Original Vineeth Joel Patel    Jan 21, 2018 9:30 AM PT
Rinspeed Snap Previews a Modular Autonomous Box of the Future

Concepts are vehicles that automakers and companies use to showcase what they have in store for the future. Understandably, the vehicles are usually farfetched, over-the-top machines that happen to have four wheels. A good example of a company that pushes the boundaries with its concepts is the Swiss-based firm Rinspeed. 

Rinspeed Always Pushes The Boundaries

If you're unfamiliar with the company, one of its more recent concepts is the Oasis that came out last year. Like its name implies, the Oasis concept was fitted with an interior that was more akin to a living room than an automobile. The concept featured various amenities including a small garden area, a television, a windshield that doubled as an augmented and virtual-reality screen, and two large chairs that swiveled to multiple positions. Oh, the concept was also projected to handle all of the driving, as well. 

While the Oasis concept, and Rinspeed's other insane machines, may seem like futuristic vehicles that will never make it to the real world. The company's features, like the windshield that also happens to be an augmented and virtual-reality screen, will soon make its way into another concept. But this time, it'll come from Intel as it hopes to turn rides in driverless cars more enjoyable. In other words, Rinspeed might be on to something with its concepts. 

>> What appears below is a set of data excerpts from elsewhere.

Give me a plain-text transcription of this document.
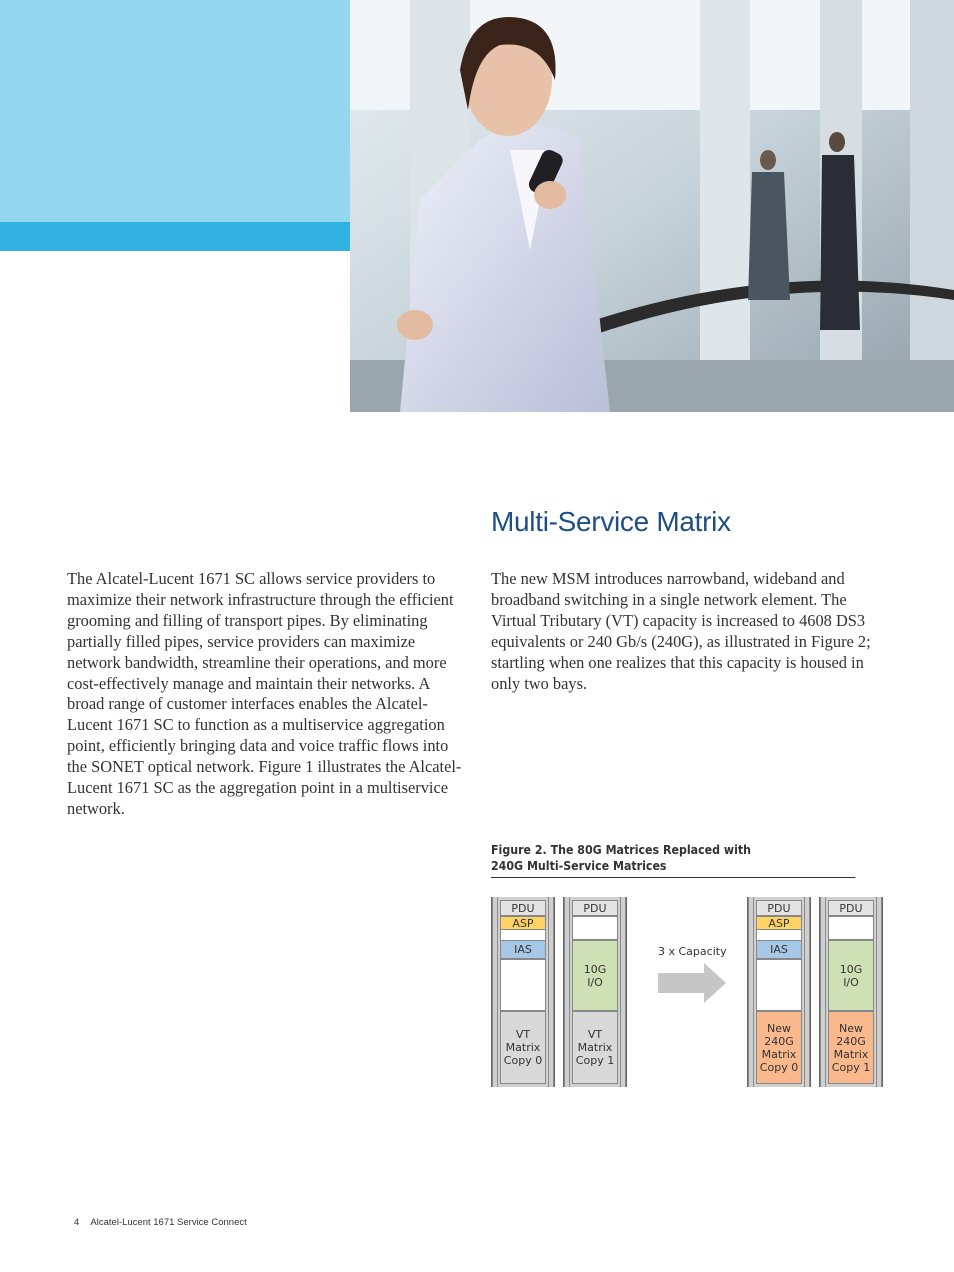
Multi-Service Matrix

The Alcatel-Lucent 1671 SC allows service providers to maximize their network infrastructure through the efficient grooming and filling of transport pipes. By eliminating partially filled pipes, service providers can maximize network bandwidth, streamline their operations, and more cost-effectively manage and maintain their networks. A broad range of customer interfaces enables the Alcatel-Lucent 1671 SC to function as a multiservice aggregation point, efficiently bringing data and voice traffic flows into the SONET optical network. Figure 1 illustrates the Alcatel-Lucent 1671 SC as the aggregation point in a multiservice network.

The new MSM introduces narrowband, wideband and broadband switching in a single network element. The Virtual Tributary (VT) capacity is increased to 4608 DS3 equivalents or 240 Gb/s (240G), as illustrated in Figure 2; startling when one realizes that this capacity is housed in only two bays.

Figure 2. The 80G Matrices Replaced with
240G Multi-Service Matrices
PDU
ASP
IAS
VT
Matrix
Copy 0
PDU
10G
I/O
VT
Matrix
Copy 1
3 x Capacity
PDU
ASP
IAS
New
240G
Matrix
Copy 0
PDU
10G
I/O
New
240G
Matrix
Copy 1
4 Alcatel-Lucent 1671 Service Connect
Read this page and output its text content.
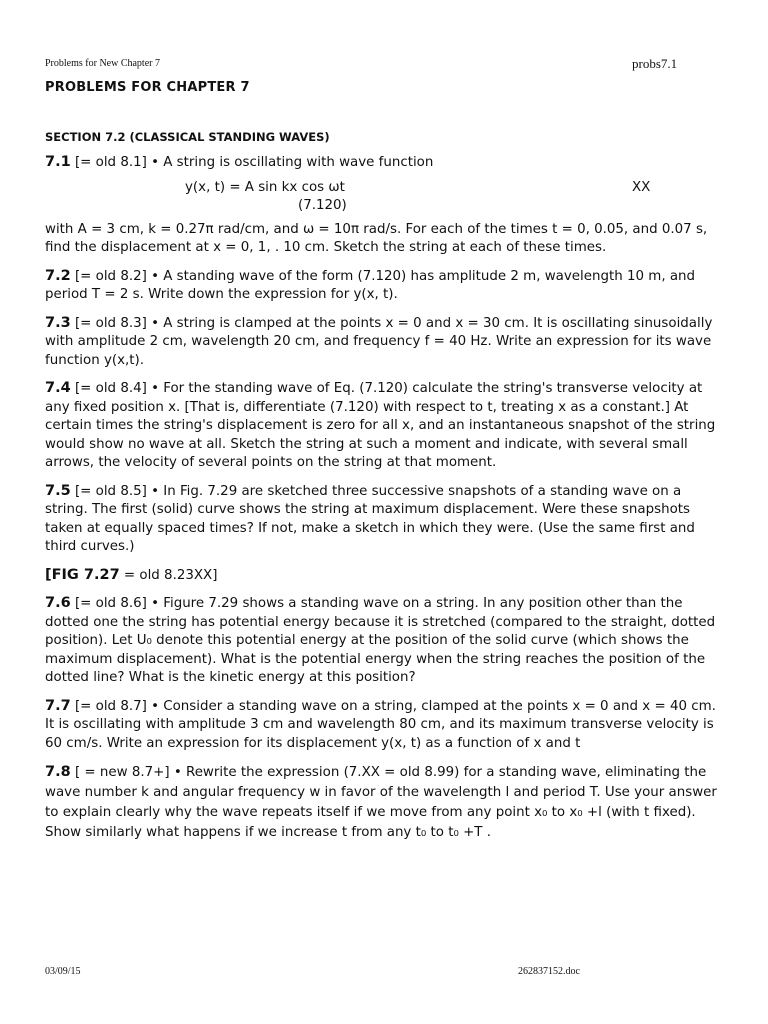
Problems for New Chapter 7	probs7.1
PROBLEMS FOR CHAPTER 7
SECTION 7.2 (CLASSICAL STANDING WAVES)

7.1 [= old 8.1] • A string is oscillating with wave function

y(x, t) = A sin kx cos ωt	XX
(7.120)

with A = 3 cm, k = 0.27π rad/cm, and ω = 10π rad/s. For each of the times t = 0, 0.05, and 0.07 s, find the displacement at x = 0, 1, . 10 cm. Sketch the string at each of these times.

7.2 [= old 8.2] • A standing wave of the form (7.120) has amplitude 2 m, wavelength 10 m, and period T = 2 s. Write down the expression for y(x, t).

7.3 [= old 8.3] • A string is clamped at the points x = 0 and x = 30 cm. It is oscillating sinusoidally with amplitude 2 cm, wavelength 20 cm, and frequency f = 40 Hz. Write an expression for its wave function y(x,t).

7.4 [= old 8.4] • For the standing wave of Eq. (7.120) calculate the string's transverse velocity at any fixed position x. [That is, differentiate (7.120) with respect to t, treating x as a constant.] At certain times the string's displacement is zero for all x, and an instantaneous snapshot of the string would show no wave at all. Sketch the string at such a moment and indicate, with several small arrows, the velocity of several points on the string at that moment.

7.5 [= old 8.5] • In Fig. 7.29 are sketched three successive snapshots of a standing wave on a string. The first (solid) curve shows the string at maximum displacement. Were these snapshots taken at equally spaced times? If not, make a sketch in which they were. (Use the same first and third curves.)

[FIG 7.27 = old 8.23XX]

7.6 [= old 8.6] • Figure 7.29 shows a standing wave on a string. In any position other than the dotted one the string has potential energy because it is stretched (compared to the straight, dotted position). Let U₀ denote this potential energy at the position of the solid curve (which shows the maximum displacement). What is the potential energy when the string reaches the position of the dotted line? What is the kinetic energy at this position?

7.7 [= old 8.7] • Consider a standing wave on a string, clamped at the points x = 0 and x = 40 cm. It is oscillating with amplitude 3 cm and wavelength 80 cm, and its maximum transverse velocity is 60 cm/s. Write an expression for its displacement y(x, t) as a function of x and t

7.8 [ = new 8.7+] • Rewrite the expression (7.XX = old 8.99) for a standing wave, eliminating the wave number k and angular frequency w in favor of the wavelength l and period T. Use your answer to explain clearly why the wave repeats itself if we move from any point x₀ to x₀ +l (with t fixed). Show similarly what happens if we increase t from any t₀ to t₀ +T .

03/09/15	262837152.doc
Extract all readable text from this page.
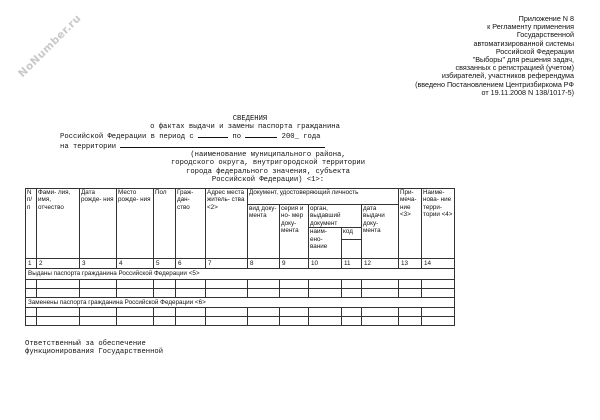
NoNumber.ru	Приложение N 8
к Регламенту применения
Государственной
автоматизированной системы
Российской Федерации
"Выборы" для решения задач,
связанных с регистрацией (учетом)
избирателей, участников референдума
(введено Постановлением Центризбиркома РФ
от 19.11.2008 N 138/1017-5)
СВЕДЕНИЯ
о фактах выдачи и замены паспорта гражданина
Российской Федерации в период с	по	200_ года
на территории
(наименование муниципального района,
городского округа, внутригородской территории
города федерального значения, субъекта
Российской Федерации) <1>:
N п/п	Фами- лия, имя, отчество	Дата рожде- ния	Место рожде- ния	Пол	Граж- дан- ство	Адрес места житель- ства <2>	Документ, удостоверяющий личность					При- меча- ние <3>	Наиме- нова- ние терри- тории <4>
							вид доку- мента	серия и но- мер доку- мента	орган, выдавший документ		дата выдачи доку- мента		
									наим- ено- вание	код			

1	2	3	4	5	6	7	8	9	10	11	12	13	14
Выданы паспорта гражданина Российской Федерации <5>													

Заменены паспорта гражданина Российской Федерации <6>													

Ответственный за обеспечение
функционирования Государственной
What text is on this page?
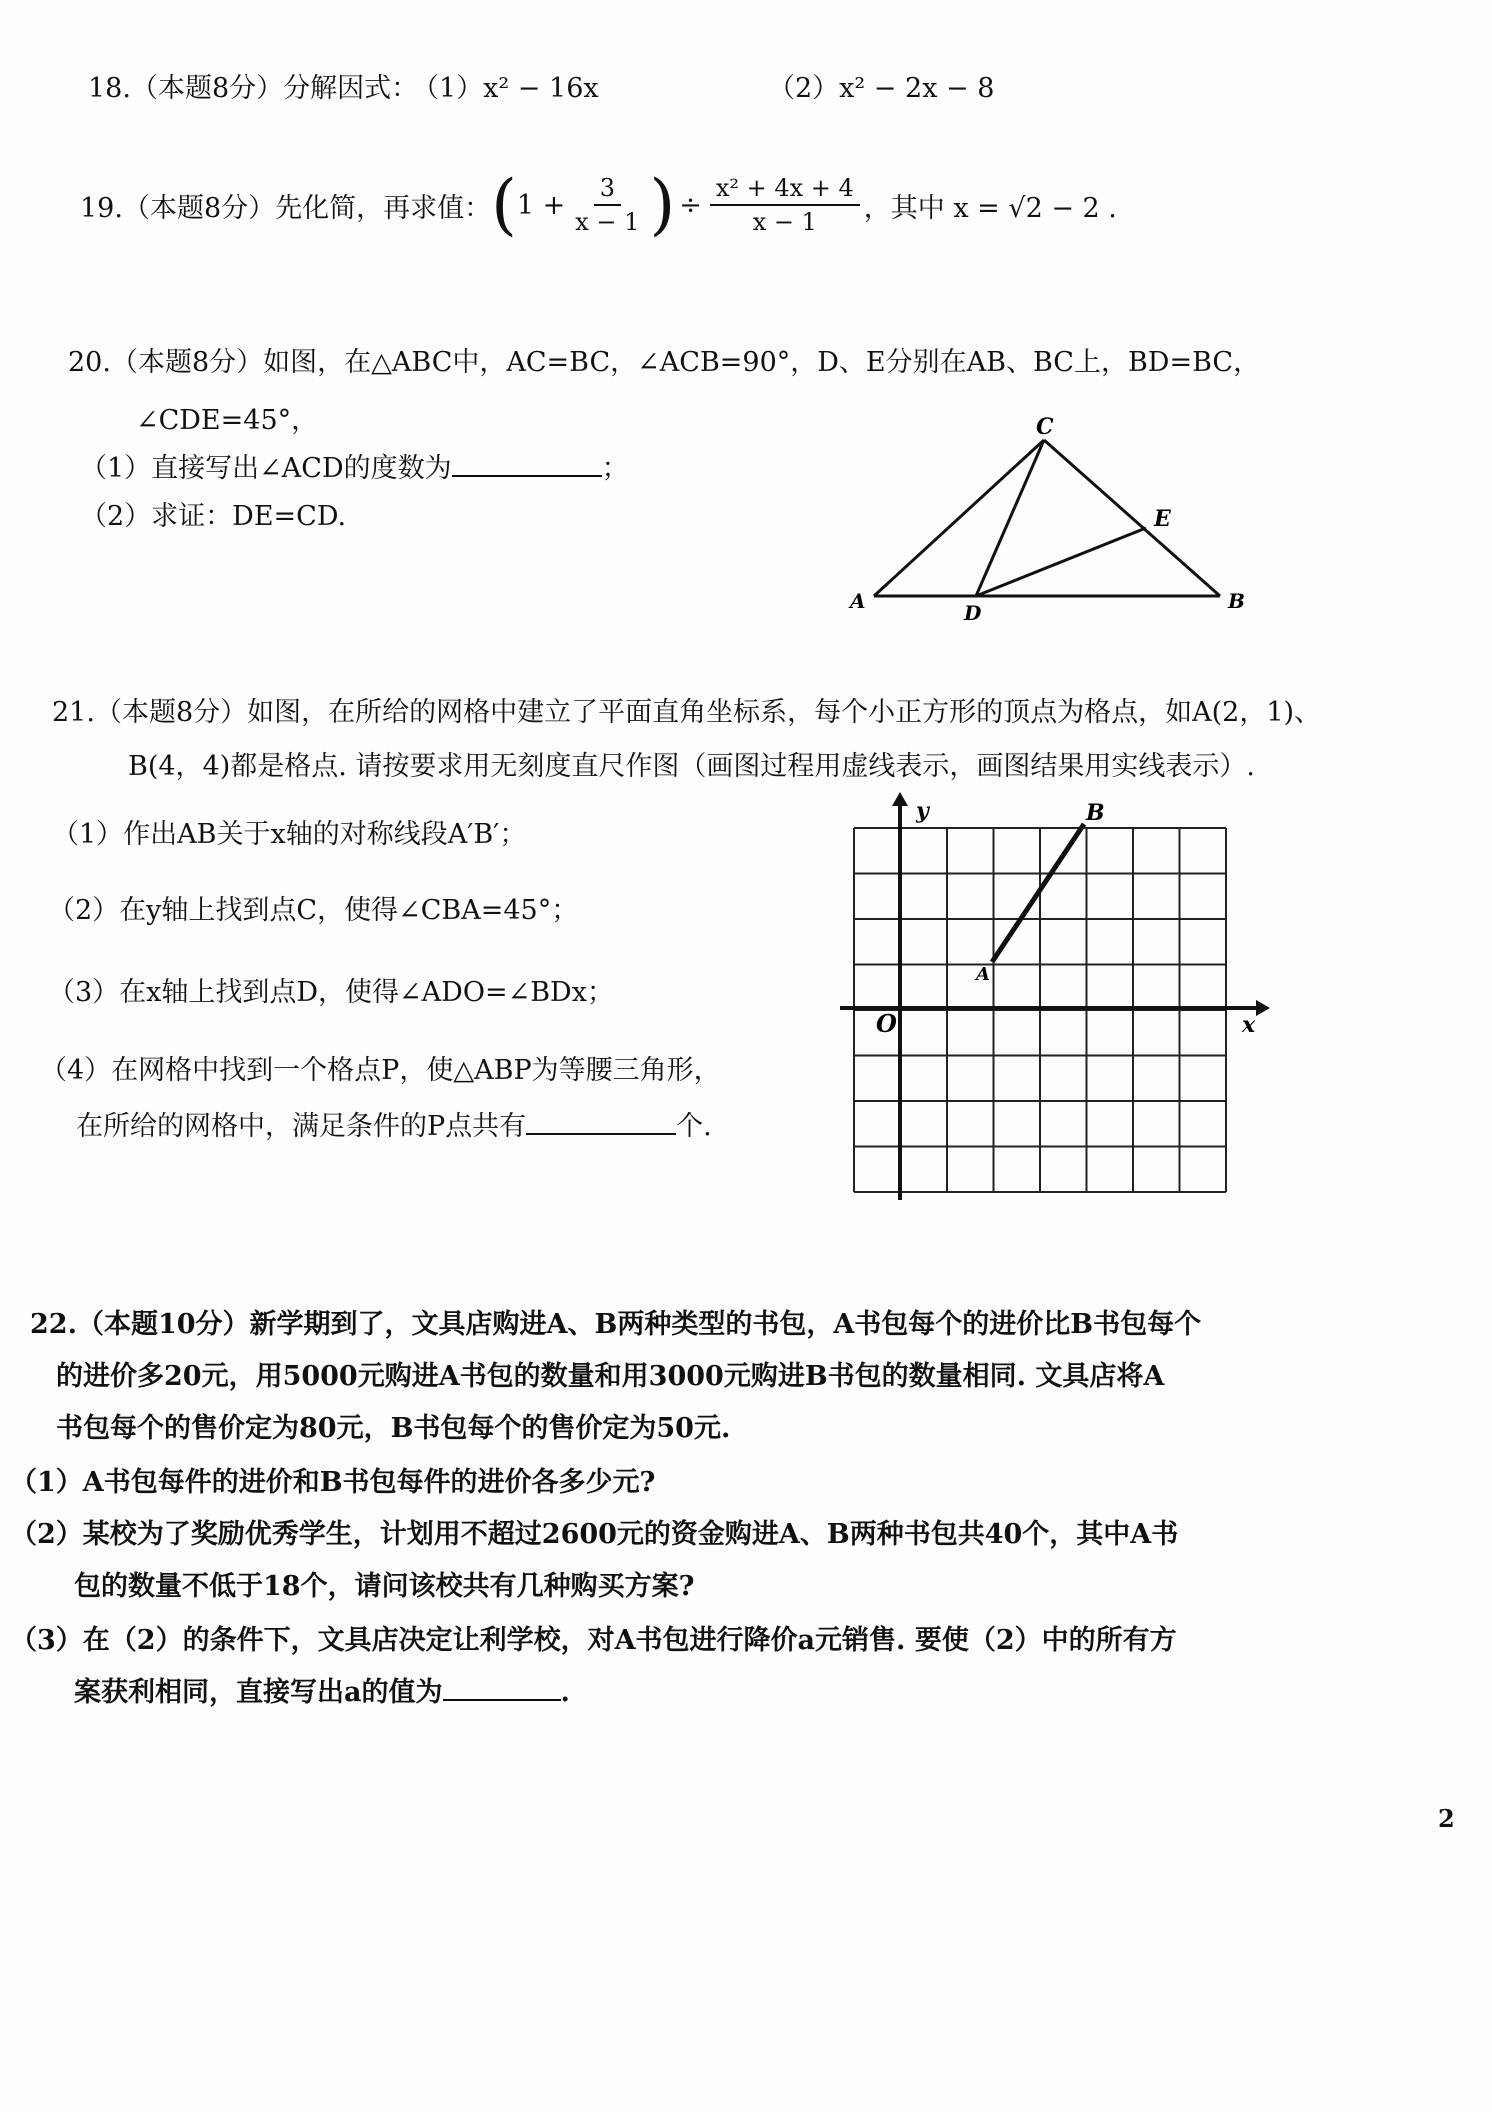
18.（本题8分）分解因式：
（1）x² − 16x	（2）x² − 2x − 8
19.（本题8分）先化简，再求值： ( $1 + \frac{3}{x - 1}$ ) ÷ $\frac{\text{x² + 4x + 4}}{x - 1}$ ，其中 x = √2 − 2 .
20.（本题8分）如图，在△ABC中，AC=BC，∠ACB=90°，D、E分别在AB、BC上，BD=BC，
∠CDE=45°，
（1）直接写出∠ACD的度数为	；
（2）求证：DE=CD.
C
E
A	D	B
21.（本题8分）如图，在所给的网格中建立了平面直角坐标系，每个小正方形的顶点为格点，如A(2，1)、
B(4，4)都是格点. 请按要求用无刻度直尺作图（画图过程用虚线表示，画图结果用实线表示）.
（1）作出AB关于x轴的对称线段A′B′；
（2）在y轴上找到点C，使得∠CBA=45°；
（3）在x轴上找到点D，使得∠ADO=∠BDx；
（4）在网格中找到一个格点P，使△ABP为等腰三角形，
在所给的网格中，满足条件的P点共有	个.
y
x
O
A
B
22.（本题10分）新学期到了，文具店购进A、B两种类型的书包，A书包每个的进价比B书包每个
的进价多20元，用5000元购进A书包的数量和用3000元购进B书包的数量相同. 文具店将A
书包每个的售价定为80元，B书包每个的售价定为50元.
（1）A书包每件的进价和B书包每件的进价各多少元?
（2）某校为了奖励优秀学生，计划用不超过2600元的资金购进A、B两种书包共40个，其中A书
包的数量不低于18个，请问该校共有几种购买方案?
（3）在（2）的条件下，文具店决定让利学校，对A书包进行降价a元销售. 要使（2）中的所有方
案获利相同，直接写出a的值为	.
2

Making Attainable Concepts For The Future

Rinspeed's latest concept, though, which is called the Snap, is a little more grownup, leaving us to believe that the Swiss company really believes this is a possibility in the near future. The thing that makes the Snap noteworthy is that it utilizes a chassis, which the company likens to a "skateboard." The chassis houses the hardware and software components, which the company claims will become outdated quickly, and can be separated from the cell or pod. At first glance, that's an ingenious design. 

Technology is advancing at a rapid pace, meaning automakers and companies will have to create a process to update vehicles in the future. Rinspeed's design allows for the chassis of the Snap to be completely removed and recycled after a few years of use. The cell pod, on the other hand, is expected to be much more durable and outlast the chassis. When the chassis is not attached to the actual pod itself, the cell can act as a "variable shopping pod or a spacious camping pod to a cozy cuddling pod and even providing a breathtaking, fully connected user experience for the occupants of the passenger cabin," claims Rinspeed. 

Personalization Is The Future

The inside of the pod is also about personalization. The pod, as Rinspeed claims, has a three-level user authentication system. A token unlocks the pod and customizes the display, which is capable of displaying personal cloud content, but only after passing face recognition. There's also a voice-controlled intelligent personal assistant that memorizes each users' personal preferences and habits. If the pod is going to do any type of health screening, users will have to go through a third level of biometric identification. 

Each passenger, the pod is capable of seating up to four individuals, has three displays at their own disposal, while two large displays provide information on where the pod's going and some kind of entertainment. Snap, as the company claims, communicates with individuals outside of the vehicles through six projectors that provides pedestrians with vital information, including who has the right of way. 

If it wasn't obvious, the Snap is an autonomous vehicle and has a personal assistant that is capable of "running errands, carrying purchases, or handle other tedious tasks." The Snap is expected to make its debut at CES in January. While the machine isn't made for production, it doesn't look like it would be too difficult to put onto public roads.